Defining Feature: Accomplished thinkers not only have systematically taken charge of their thinking, but are also continually monitoring, revising, and re-thinking strategies for continual improvement of their thinking. They have deeply internalized the basic skills of thought, so that critical thinking is, for them, both conscious and highly intuitive. As Piaget would put it, they regularly raise their thinking to the level of conscious realization. Through extensive experience and practice in engaging in self-assessment, accomplished thinkers are not only actively analyzing their thinking in all the significant domains of their lives, but are also continually developing new insights into problems at deeper levels of thought. Accomplished thinkers are deeply committed to fair-minded thinking, and have a high level of, but not perfect, control over their egocentric nature.

Principal Challenge: To make the highest levels of critical thinking intuitive in every domain of one’s life. To internalize highly effective critical thinking in an interdisciplinary and practical way.

Knowledge of Thinking: Accomplished thinkers are not only actively and successfully engaged in systematically monitoring the role in their thinking of concepts, assumptions, inferences, implications, points of view, etc., but are also regularly improving that practice. Accomplished thinkers have not only a high degree of knowledge of thinking, but a high degree of practical insight as well. Accomplished thinkers intuitively assess their thinking for clarity, accuracy, precision, relevance, logicalness, etc. Accomplished thinkers have deep insights into the systematic internalization of critical thinking into their habits. Accomplished thinkers deeply understand the role that egocentric and sociocentric thinking plays in the lives of human beings, as well as the complex relationship between thoughts, emotions, drives and behavior.

Skill in Thinking: Accomplished thinkers regularly, effectively, and insightfully critique their own use of thinking in their lives, and improve it thereby. Accomplished thinkers consistently monitor their own thoughts. They effectively and insightfully articulate the strengths and weaknesses inherent in their thinking. Their knowledge of the qualities of their thinking is outstanding. Although, as humans they know they will always be fallible (because they must always battle their egocentrism, to some extent), they consistently perform effectively in every domain of their lives. People of good sense seek out master thinkers, for they recognize and value the ability of master thinkers to think through complex issues with judgment and insight.

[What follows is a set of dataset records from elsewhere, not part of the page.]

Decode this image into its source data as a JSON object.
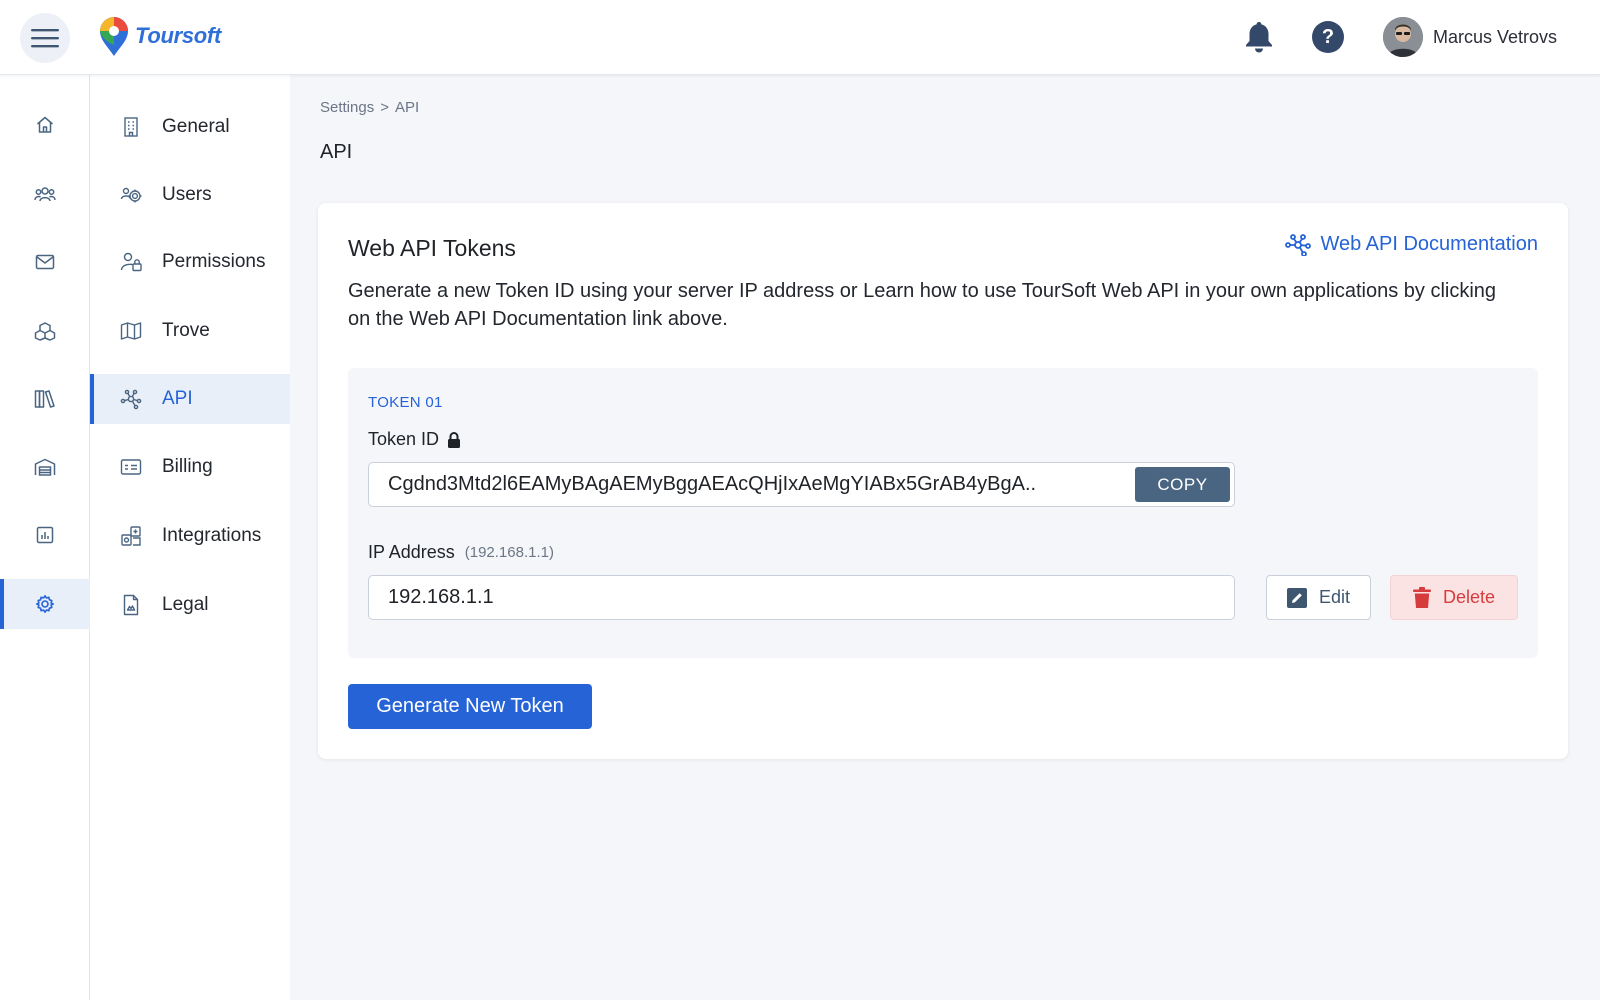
{
  "app": {
    "brand": "Toursoft"
  },
  "header": {
    "user_name": "Marcus Vetrovs",
    "help_glyph": "?"
  },
  "rail": {
    "items": [
      {
        "icon": "home-icon"
      },
      {
        "icon": "users-icon"
      },
      {
        "icon": "mail-icon"
      },
      {
        "icon": "map-icon"
      },
      {
        "icon": "library-icon"
      },
      {
        "icon": "warehouse-icon"
      },
      {
        "icon": "report-icon"
      },
      {
        "icon": "settings-icon",
        "active": true
      }
    ]
  },
  "settings_nav": {
    "items": [
      {
        "label": "General",
        "icon": "building-icon"
      },
      {
        "label": "Users",
        "icon": "users-gear-icon"
      },
      {
        "label": "Permissions",
        "icon": "user-lock-icon"
      },
      {
        "label": "Trove",
        "icon": "map-icon"
      },
      {
        "label": "API",
        "icon": "api-nodes-icon",
        "active": true
      },
      {
        "label": "Billing",
        "icon": "billing-card-icon"
      },
      {
        "label": "Integrations",
        "icon": "integrations-icon"
      },
      {
        "label": "Legal",
        "icon": "document-icon"
      }
    ]
  },
  "breadcrumb": {
    "parent": "Settings",
    "separator": ">",
    "current": "API"
  },
  "page": {
    "title": "API"
  },
  "card": {
    "title": "Web API Tokens",
    "doc_link": "Web API Documentation",
    "description": "Generate a new Token ID using your server IP address or Learn how to use TourSoft Web API in your own applications by clicking on the Web API Documentation link above."
  },
  "token": {
    "label": "TOKEN 01",
    "token_id_label": "Token ID",
    "token_id_value": "Cgdnd3Mtd2l6EAMyBAgAEMyBggAEAcQHjIxAeMgYIABx5GrAB4yBgA..",
    "copy_label": "COPY",
    "ip_label": "IP Address",
    "ip_hint": "(192.168.1.1)",
    "ip_value": "192.168.1.1",
    "edit_label": "Edit",
    "delete_label": "Delete"
  },
  "actions": {
    "generate_label": "Generate New Token"
  },
  "colors": {
    "accent": "#2563d6",
    "copy_button": "#4a6582",
    "delete_text": "#d63c3c",
    "delete_bg": "#fbe3e4",
    "page_bg": "#f4f6f9"
  }
}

Relevant Intellectual Traits: Naturally inherent in master thinkers are all the essential intellectual characteristics, deeply integrated. Accomplished thinkers have a high degree of intellectual humility, intellectual integrity, intellectual perseverance, intellectual courage, intellectual empathy, intellectual autonomy, intellectual responsibility and fair-mindedness. Egocentric and sociocentric thought is quite uncommon in the accomplished thinker, especially with respect to matters of importance. There is a high degree of integration of basic values, beliefs, desires, emotions, and action.

Some implications for Instruction: For the foreseeable future the vast majority of our students will never become accomplished thinkers — any more than most high school basketball players will develop the skills or abilities of a professional basketball player or student writers the writing skills of a published novelist. Nevertheless, it is important that they learn what it would be to become an accomplished thinker. It is important that they see it as a real possibility, if practicing skills of thinking becomes a characteristic of how they use their minds day to day.